A study into how contractual and management features influence implementation of ‘Making Markets Work for the Poor’ projects.

by Victoria Lyon Dean

This document is a dissertation submitted in partial fulfillment of the requirements for the MSc in Sustainable Development for Distance Learning Students of the University of London, Centre for Development, Environment and Policy (CeDEP), School of Oriental and African Studies (SOAS).

Systemic approaches, such as Making Markets Work for the Poor (M4P), are becoming increasingly prominent in the poverty reduction programmes of influential international donors. These approaches aim to facilitate changes in market or other systems to sustainably benefit poor people. Market systems are complex and dynamic and predicting how they change is extremely difficult.
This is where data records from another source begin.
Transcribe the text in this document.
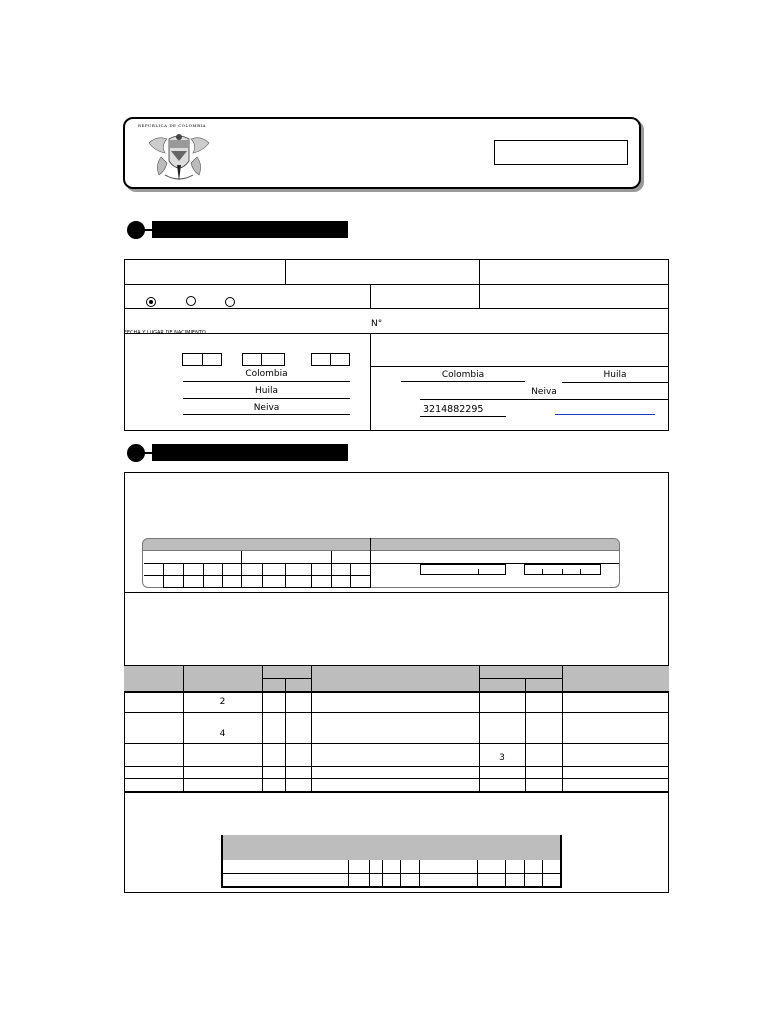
REPUBLICA DE COLOMBIA
N°
FECHA Y LUGAR DE NACIMIENTO
Colombia
Huila
Neiva
Colombia	Huila
Neiva
3214882295
2
4
3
Working with such uncertainty poses new management challenges for both donors and implementers. How a project will achieve its ambitions can rarely be fully known in advance, yet there remains a requirement to demonstrate accountability for how tax payers’ money will be spent through setting and reaching pre-defined goals via defined causal pathways. This study examines how contractual and management arrangements between DfID and its implementing partners affect the successful delivery of M4P projects. It finds significant relationships between the success of an M4P project and the length of its contract and the specificity of its objectives. It also finds that management skills and behaviours play a significant role in enabling or constraining M4P projects to reach their goals. These behaviours and practices, however, may be influential across a broader range of development approaches, rather than unique to M4P. While contractual and management factors are found to influence M4P project success, external factors related to the project’s operating context – business environment, political context and particularly the engagement and capacity of market actors – are reported as having greatest impact on whether or not an M4P project achieves its goals.